When in use, and on a wearer's head, the hood is supported on the head primarily at the front by the close fitting of the flexible orinasal mask 18 over the nose and mouth and at the rear by the fitting of the back of the user's head into the aperture 11 in the pad 10. As already explained, during breathing from the air supply, the amount of air in the hood, and therefore the volume of the hood, rises and falls in a cyclic manner approximately in time with breathing. Thus, during use, the hood is constantly being partly inflated and partly deflated, like a balloon. In the case of the above-described mask, the changes in volume resulting from this are taken up primarily by the side and top panels 3,4 and 5 and the neck portion 6, which move inwards and outwards in the manner of bellows, leaving the semi-rigid front and rear panels relatively undisturbed. In particular, the material of that part of the visor 7 which is formed by the front panel 1 is relatively undisturbed by the movement and the optical characteristics of the front part of the visor remain relatively constant, thus improving the quality of vision through the visor. Those parts of the visor which are formed by the side panels 2,3 will be subject to the breathing movement, as described above, but since these areas are in the user's peripheral vision, the degradation in optical properties is less of a problem.

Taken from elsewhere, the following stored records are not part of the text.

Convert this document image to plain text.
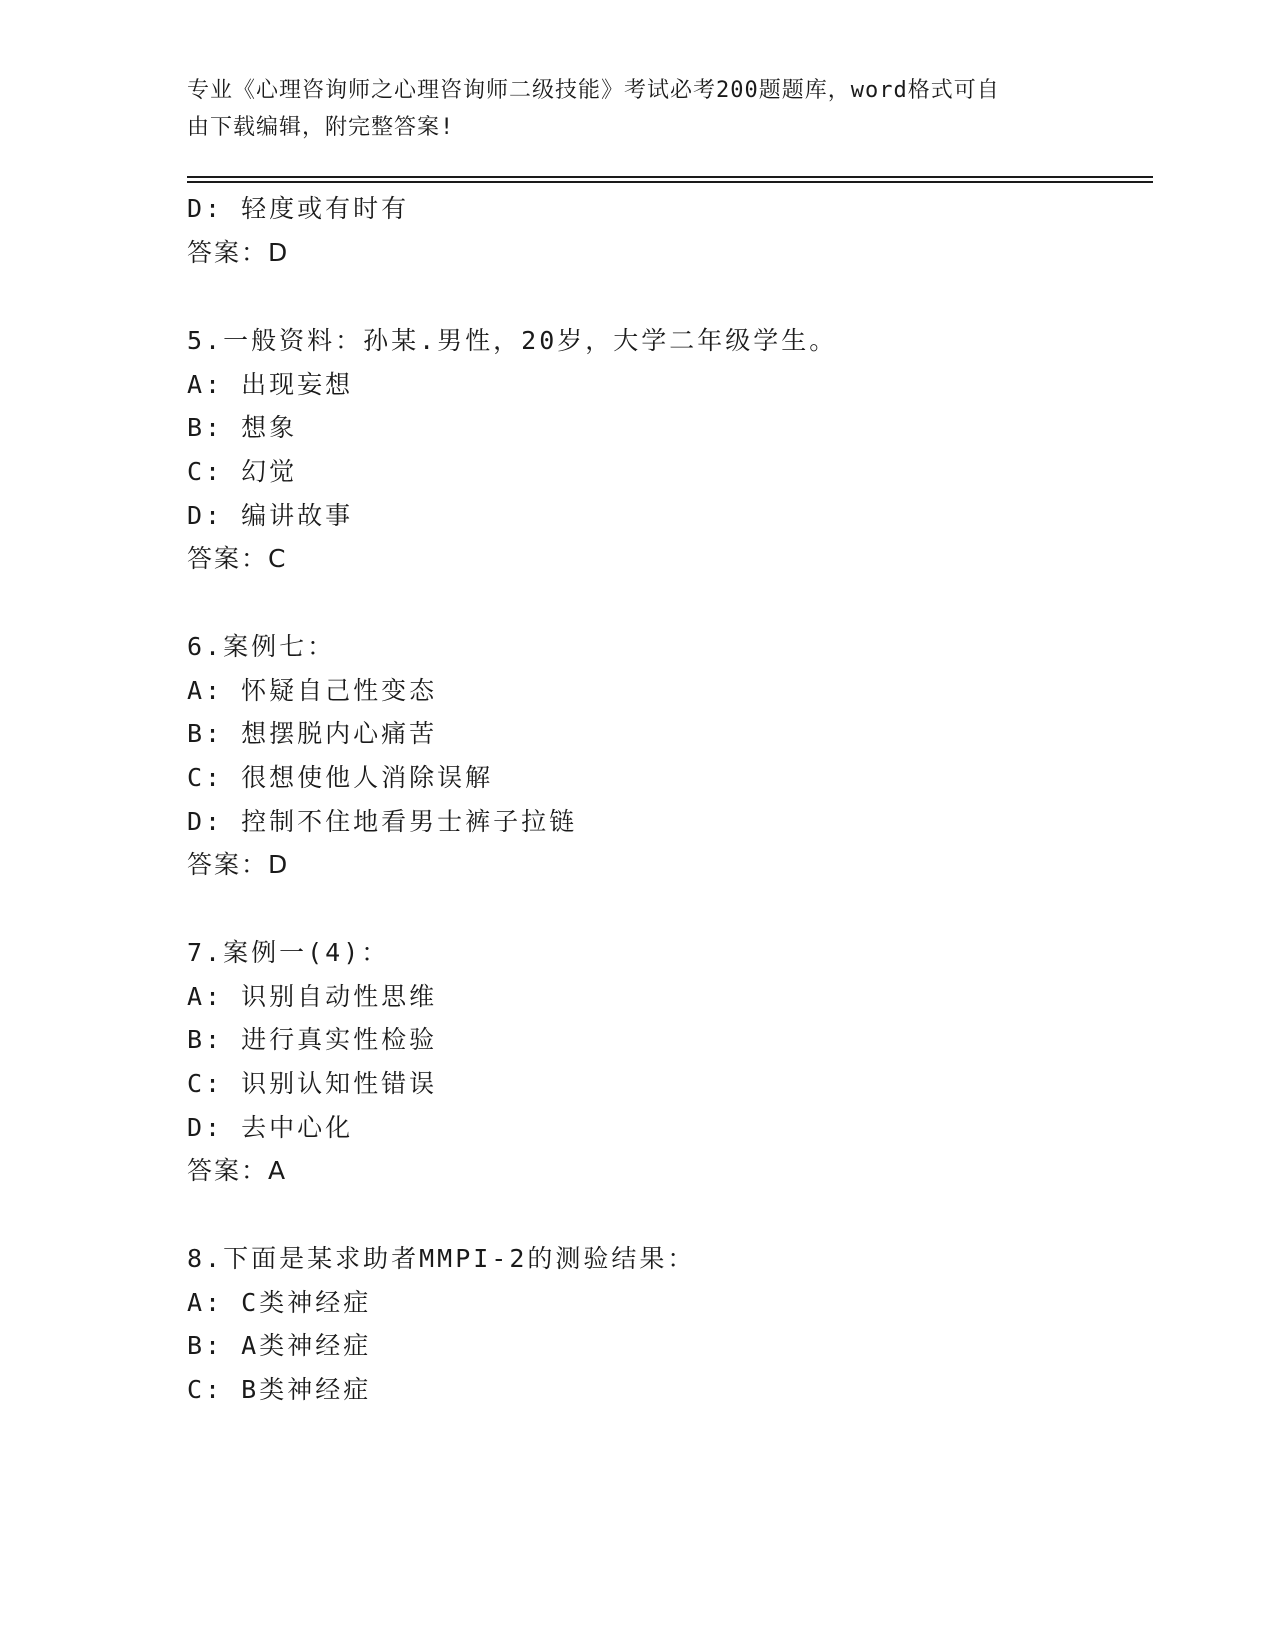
专业《心理咨询师之心理咨询师二级技能》考试必考200题题库，word格式可自
由下载编辑，附完整答案!
D: 轻度或有时有
答案：D
5.一般资料：孙某.男性，20岁，大学二年级学生。
A: 出现妄想
B: 想象
C: 幻觉
D: 编讲故事
答案：C
6.案例七：
A: 怀疑自己性变态
B: 想摆脱内心痛苦
C: 很想使他人消除误解
D: 控制不住地看男士裤子拉链
答案：D
7.案例一(4)：
A: 识别自动性思维
B: 进行真实性检验
C: 识别认知性错误
D: 去中心化
答案：A
8.下面是某求助者MMPI-2的测验结果：
A: C类神经症
B: A类神经症
C: B类神经症
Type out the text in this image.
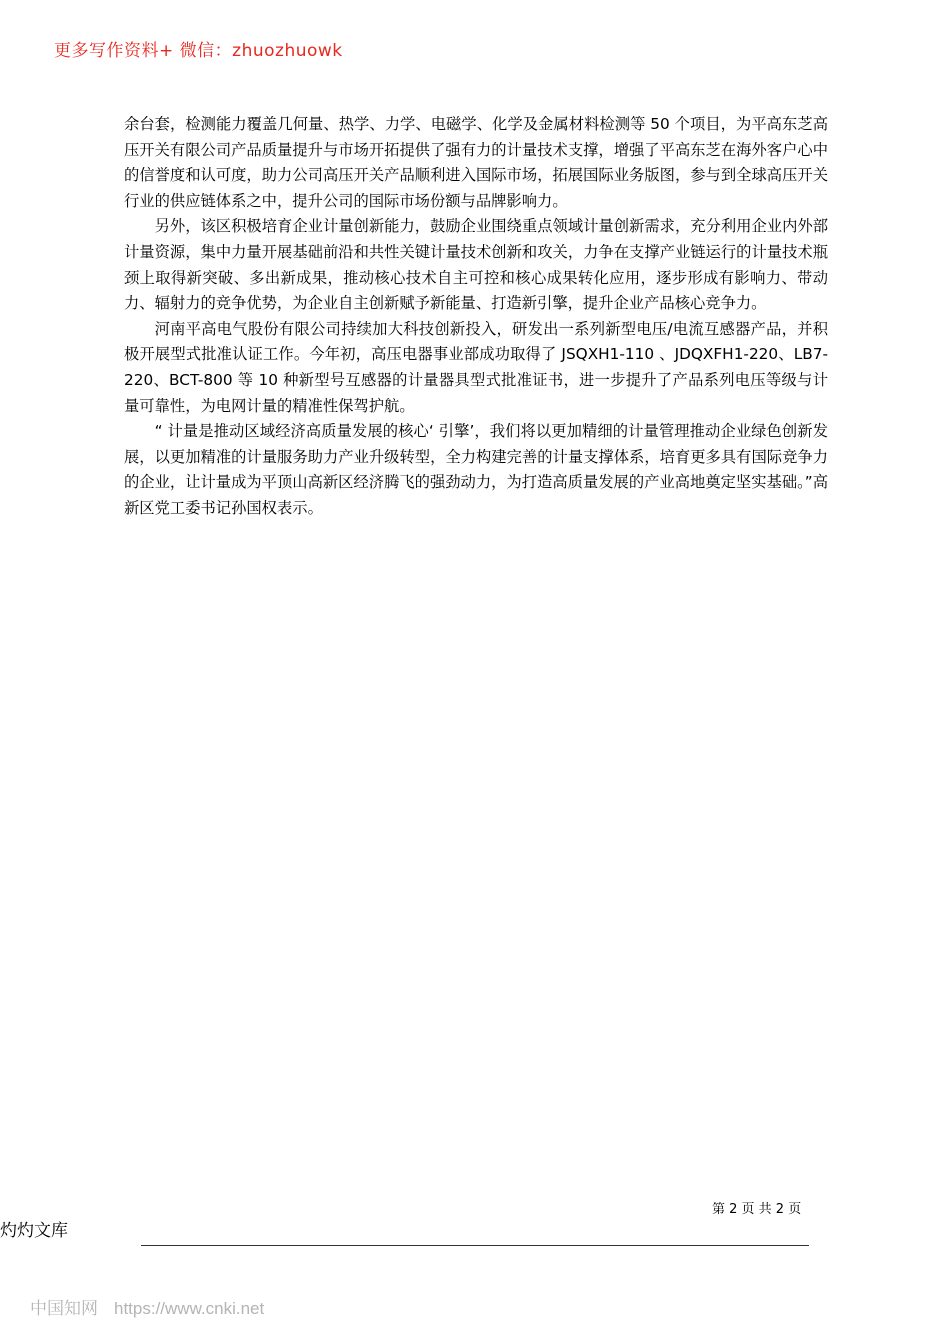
更多写作资料+ 微信：zhuozhuowk

余台套，检测能力覆盖几何量、热学、力学、电磁学、化学及金属材料检测等 50 个项目，为平高东芝高压开关有限公司产品质量提升与市场开拓提供了强有力的计量技术支撑，增强了平高东芝在海外客户心中的信誉度和认可度，助力公司高压开关产品顺利进入国际市场，拓展国际业务版图，参与到全球高压开关行业的供应链体系之中，提升公司的国际市场份额与品牌影响力。

另外，该区积极培育企业计量创新能力，鼓励企业围绕重点领域计量创新需求，充分利用企业内外部计量资源，集中力量开展基础前沿和共性关键计量技术创新和攻关，力争在支撑产业链运行的计量技术瓶颈上取得新突破、多出新成果，推动核心技术自主可控和核心成果转化应用，逐步形成有影响力、带动力、辐射力的竞争优势，为企业自主创新赋予新能量、打造新引擎，提升企业产品核心竞争力。

河南平高电气股份有限公司持续加大科技创新投入，研发出一系列新型电压/电流互感器产品，并积极开展型式批准认证工作。今年初，高压电器事业部成功取得了 JSQXH1-110 、JDQXFH1-220、LB7-220、BCT-800 等 10 种新型号互感器的计量器具型式批准证书，进一步提升了产品系列电压等级与计量可靠性，为电网计量的精准性保驾护航。

“ 计量是推动区域经济高质量发展的核心‘ 引擎’，我们将以更加精细的计量管理推动企业绿色创新发展，以更加精准的计量服务助力产业升级转型，全力构建完善的计量支撑体系，培育更多具有国际竞争力的企业，让计量成为平顶山高新区经济腾飞的强劲动力，为打造高质量发展的产业高地奠定坚实基础。”高新区党工委书记孙国权表示。

第 2 页 共 2 页
灼灼文库
中国知网 https://www.cnki.net
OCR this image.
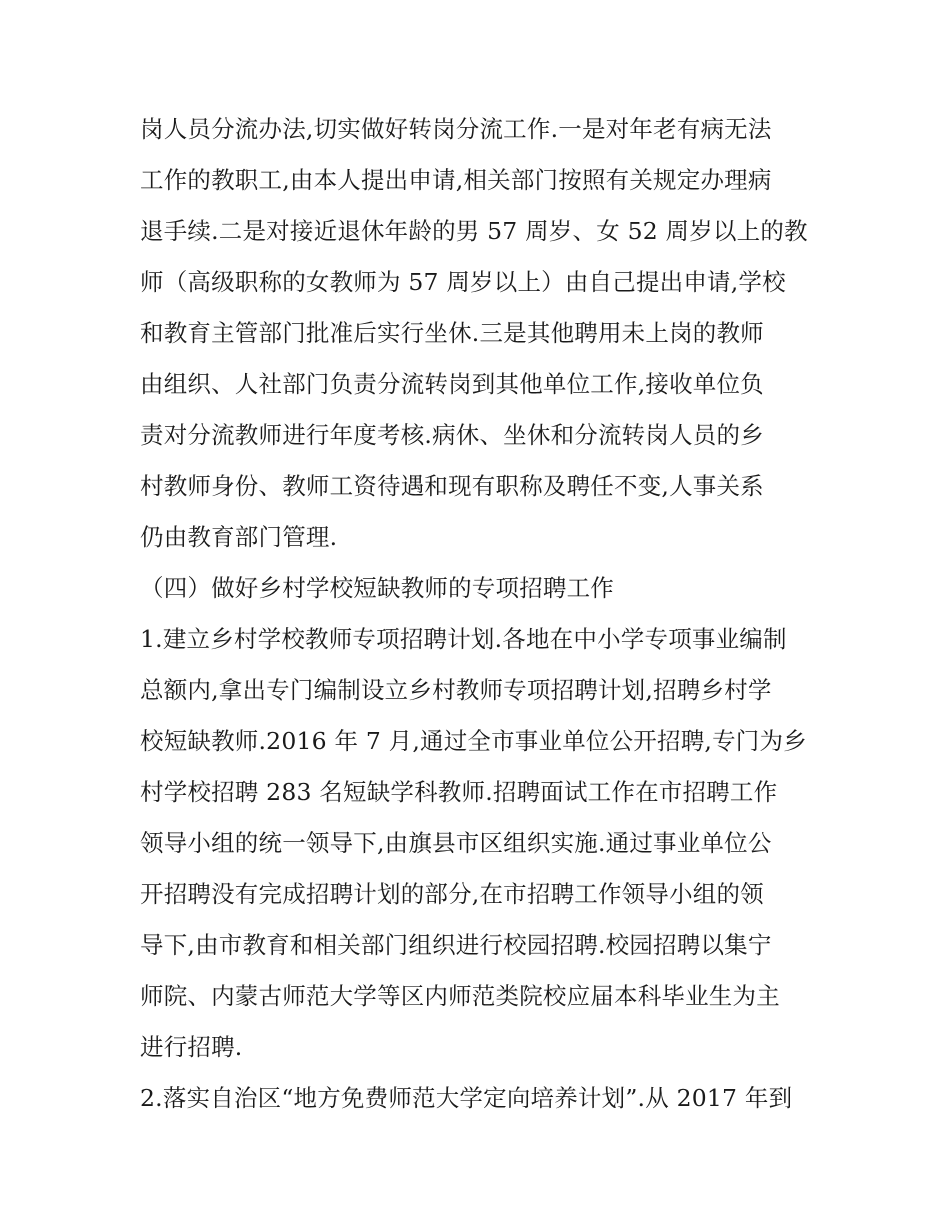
岗人员分流办法,切实做好转岗分流工作.一是对年老有病无法
工作的教职工,由本人提出申请,相关部门按照有关规定办理病
退手续.二是对接近退休年龄的男 57 周岁、女 52 周岁以上的教
师（高级职称的女教师为 57 周岁以上）由自己提出申请,学校
和教育主管部门批准后实行坐休.三是其他聘用未上岗的教师
由组织、人社部门负责分流转岗到其他单位工作,接收单位负
责对分流教师进行年度考核.病休、坐休和分流转岗人员的乡
村教师身份、教师工资待遇和现有职称及聘任不变,人事关系
仍由教育部门管理.
（四）做好乡村学校短缺教师的专项招聘工作
1.建立乡村学校教师专项招聘计划.各地在中小学专项事业编制
总额内,拿出专门编制设立乡村教师专项招聘计划,招聘乡村学
校短缺教师.2016 年 7 月,通过全市事业单位公开招聘,专门为乡
村学校招聘 283 名短缺学科教师.招聘面试工作在市招聘工作
领导小组的统一领导下,由旗县市区组织实施.通过事业单位公
开招聘没有完成招聘计划的部分,在市招聘工作领导小组的领
导下,由市教育和相关部门组织进行校园招聘.校园招聘以集宁
师院、内蒙古师范大学等区内师范类院校应届本科毕业生为主
进行招聘.
2.落实自治区“地方免费师范大学定向培养计划”.从 2017 年到
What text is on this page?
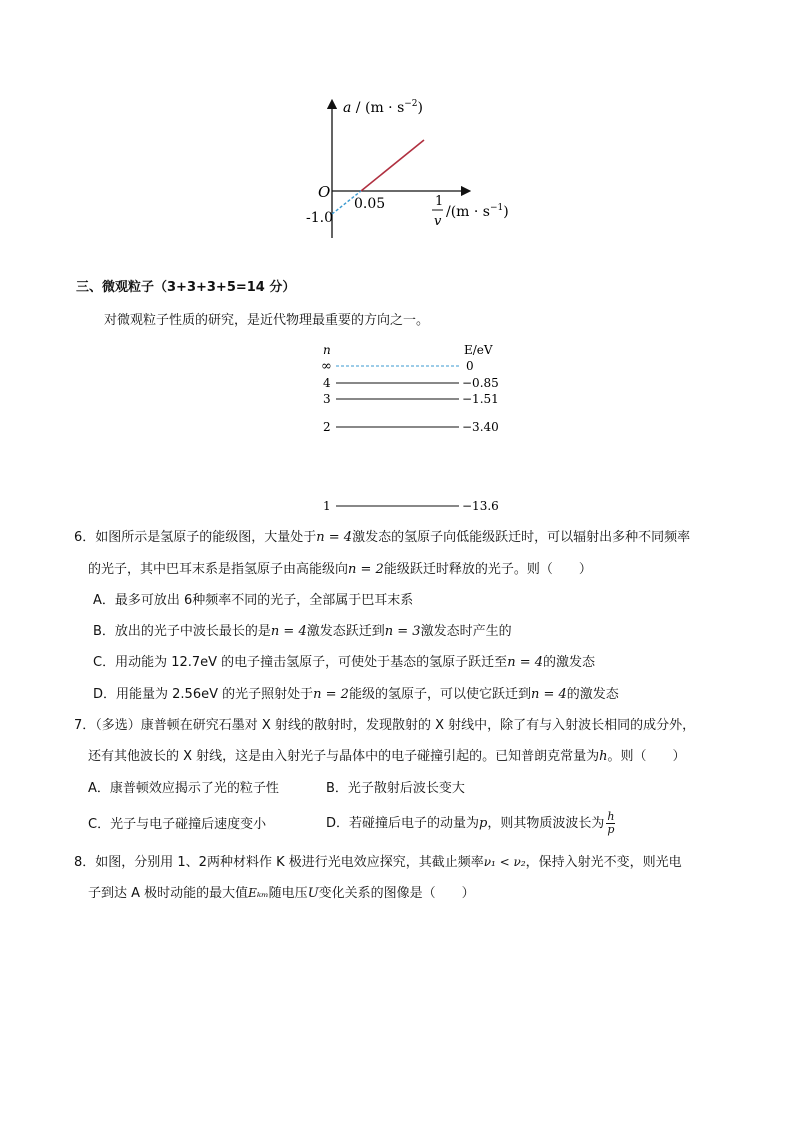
$a / (m \cdot s^{-2})$
O
0.05
-1.0
1
v
$/(m \cdot s^{-1})$
三、微观粒子（3+3+3+5=14 分）
对微观粒子性质的研究，是近代物理最重要的方向之一。
n	E/eV
∞	0
4	−0.85
3	−1.51
2	−3.40
1	−13.6
6．如图所示是氢原子的能级图，大量处于n = 4激发态的氢原子向低能级跃迁时，可以辐射出多种不同频率
的光子，其中巴耳末系是指氢原子由高能级向n = 2能级跃迁时释放的光子。则（　　）
A．最多可放出 6种频率不同的光子，全部属于巴耳末系
B．放出的光子中波长最长的是n = 4激发态跃迁到n = 3激发态时产生的
C．用动能为 12.7eV 的电子撞击氢原子，可使处于基态的氢原子跃迁至n = 4的激发态
D．用能量为 2.56eV 的光子照射处于n = 2能级的氢原子，可以使它跃迁到n = 4的激发态
7．（多选）康普顿在研究石墨对 X 射线的散射时，发现散射的 X 射线中，除了有与入射波长相同的成分外，
还有其他波长的 X 射线，这是由入射光子与晶体中的电子碰撞引起的。已知普朗克常量为h。则（　　）
A．康普顿效应揭示了光的粒子性	B．光子散射后波长变大
C．光子与电子碰撞后速度变小	D．若碰撞后电子的动量为p，则其物质波波长为 $\frac{h}{p}$
8．如图，分别用 1、2两种材料作 K 极进行光电效应探究，其截止频率ν₁ < ν₂，保持入射光不变，则光电
子到达 A 极时动能的最大值Eₖₘ随电压U变化关系的图像是（　　）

Also, for users wearing spectacles, the lack of motion of the front panels, and its semi-rigid nature ensures not only that the hood material is kept, as far as is practicable, spaced from the wearer's spectacles, but also that the spectacles are not constantly catching the material of the hood and being moved about, which is very distracting. Furthermore, when donning the hood, its cubic shape tends to keep it clear of spectacles so that they are less likely to be dislodged.
Although the hood has a box-like appearance, the “box” does not need to be strictly rectangular. For example although the side panels 3,4 are shown generally parallel to each other, they do not need to be so. Likewise the top panel 5 could slope forwardly or backwardly.